Matrix clocks on the other hand will make storage and replication significantly more complex to implement and reason about.

In the end, we have decided on an approach similar to timestamp attestation servers, but making it a part of Data Mesher itself.

One or more instances within a Data Mesher cluster will be designated as trusted. After each merge operation, each instance within the cluster will append an ED25519-based signature to relevant sections of its new local state.

Only state signed and verified as coming from a trusted instance is to be used when determining the chronological ordering of events.

Unverified state should be ignored and reported.
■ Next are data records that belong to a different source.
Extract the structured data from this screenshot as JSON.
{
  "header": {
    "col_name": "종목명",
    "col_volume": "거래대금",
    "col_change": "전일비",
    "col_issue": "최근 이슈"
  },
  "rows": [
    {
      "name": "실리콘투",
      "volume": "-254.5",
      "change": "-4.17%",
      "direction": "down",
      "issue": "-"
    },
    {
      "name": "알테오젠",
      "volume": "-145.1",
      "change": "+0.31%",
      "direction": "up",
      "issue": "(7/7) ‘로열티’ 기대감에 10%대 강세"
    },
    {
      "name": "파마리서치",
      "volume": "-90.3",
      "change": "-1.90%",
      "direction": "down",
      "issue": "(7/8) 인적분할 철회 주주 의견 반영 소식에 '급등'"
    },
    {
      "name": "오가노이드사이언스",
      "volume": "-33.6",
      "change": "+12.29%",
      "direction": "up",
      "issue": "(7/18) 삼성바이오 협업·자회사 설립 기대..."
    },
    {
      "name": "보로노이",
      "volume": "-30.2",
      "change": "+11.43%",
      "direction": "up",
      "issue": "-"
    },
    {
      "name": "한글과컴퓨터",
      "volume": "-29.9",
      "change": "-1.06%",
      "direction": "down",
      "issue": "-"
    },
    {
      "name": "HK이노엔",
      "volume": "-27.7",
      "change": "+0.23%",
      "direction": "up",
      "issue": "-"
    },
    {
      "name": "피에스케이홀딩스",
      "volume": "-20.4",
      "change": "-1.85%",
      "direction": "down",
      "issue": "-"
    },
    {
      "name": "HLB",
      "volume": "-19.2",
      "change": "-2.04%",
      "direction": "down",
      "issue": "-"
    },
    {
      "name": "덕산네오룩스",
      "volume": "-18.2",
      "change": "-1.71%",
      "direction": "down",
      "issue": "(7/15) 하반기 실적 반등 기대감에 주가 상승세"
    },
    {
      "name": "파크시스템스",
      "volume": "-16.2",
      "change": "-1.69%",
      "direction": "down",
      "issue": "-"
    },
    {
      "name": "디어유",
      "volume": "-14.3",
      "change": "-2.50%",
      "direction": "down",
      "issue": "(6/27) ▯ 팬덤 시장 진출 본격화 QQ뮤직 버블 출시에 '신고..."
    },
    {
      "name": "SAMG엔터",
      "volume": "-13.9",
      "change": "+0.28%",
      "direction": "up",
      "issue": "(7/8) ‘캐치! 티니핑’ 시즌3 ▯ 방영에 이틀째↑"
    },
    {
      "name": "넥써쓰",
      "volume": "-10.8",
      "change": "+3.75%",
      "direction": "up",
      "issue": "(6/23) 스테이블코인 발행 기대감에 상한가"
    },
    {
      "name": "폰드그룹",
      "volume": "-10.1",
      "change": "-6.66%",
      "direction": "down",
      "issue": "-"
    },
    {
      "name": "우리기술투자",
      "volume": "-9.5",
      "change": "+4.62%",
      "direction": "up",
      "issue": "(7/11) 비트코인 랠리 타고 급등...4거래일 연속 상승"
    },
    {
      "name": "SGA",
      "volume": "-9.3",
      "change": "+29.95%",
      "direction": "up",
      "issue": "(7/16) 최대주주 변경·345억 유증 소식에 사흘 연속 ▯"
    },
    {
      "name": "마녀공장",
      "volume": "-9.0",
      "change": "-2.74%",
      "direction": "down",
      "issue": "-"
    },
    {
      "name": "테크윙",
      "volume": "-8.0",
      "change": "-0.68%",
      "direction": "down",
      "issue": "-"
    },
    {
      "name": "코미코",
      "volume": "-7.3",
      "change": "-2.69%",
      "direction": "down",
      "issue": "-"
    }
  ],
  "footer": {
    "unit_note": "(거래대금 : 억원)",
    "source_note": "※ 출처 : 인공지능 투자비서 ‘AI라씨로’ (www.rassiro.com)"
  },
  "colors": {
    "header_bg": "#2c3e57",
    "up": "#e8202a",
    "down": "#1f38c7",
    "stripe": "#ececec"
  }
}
Where more than one trusted signature is available, the earliest signature is to be used to determine chronological ordering.

The signatures in question will look something like the following, with each entry being keyed by an ED25519 public key:

{
    "foo": "bar",
    "fizz": 1,
    "signatures": {
        "4/rs1S8OqrcB1m6OTyQ/9L5W9mJ7hmknqnQ+ZQVHmS4=": {
            "signed_at": "2025-02-18T17:01:27.88Z",
            "signature": "hqyEMpT+oQEysX1eJ2iKAznzvmAGoZc5cfDTKB3NKyr8yKtGV87ZKNsBMYnq0LEGKDzUjcnOKGFoEXttEab4Dw=="
        },
        "uD6UZzmMqr7spmAYTO9UI6qCCfsHClFjMGRqxLN6Fjs=": {
            "signed_at": "2025-02-18T17:01:30.489Z",
            "signature": "QHPLEMK3S5Hl0gYvV7QffY+R2Kg9wAIcBbEbcJMVArdvM+nWpu3bC42jQSmmcO+zHtaOKWEgUYT2Why2MZ/WCQ=="
        }
    }
}

Signing and verification should be performed on the payload without the signatures field, e.g.:

1
2
3
4
{
    "foo": "bar",
    "fizz": 1
}

Consequences

This decision weakens the decentralised properties of Data Mesher by introducing trusted nodes.

If the machines in question were to become compromised, or their private keys obtained, a bad actor could inject malicious data.

In addition, this design choice introduces a propagation delay, as state from untrusted instances needs to merge through trusted instances before other nodes in the cluster will respect the changes.

If no trusted instances are reachable within the cluster, no state changes can be made until they are restored, reducing the cluster to a read-only mode.

That being said, Data Mesher is intended to track hostnames and types of application data which do not update frequently and will have relatively large times to live.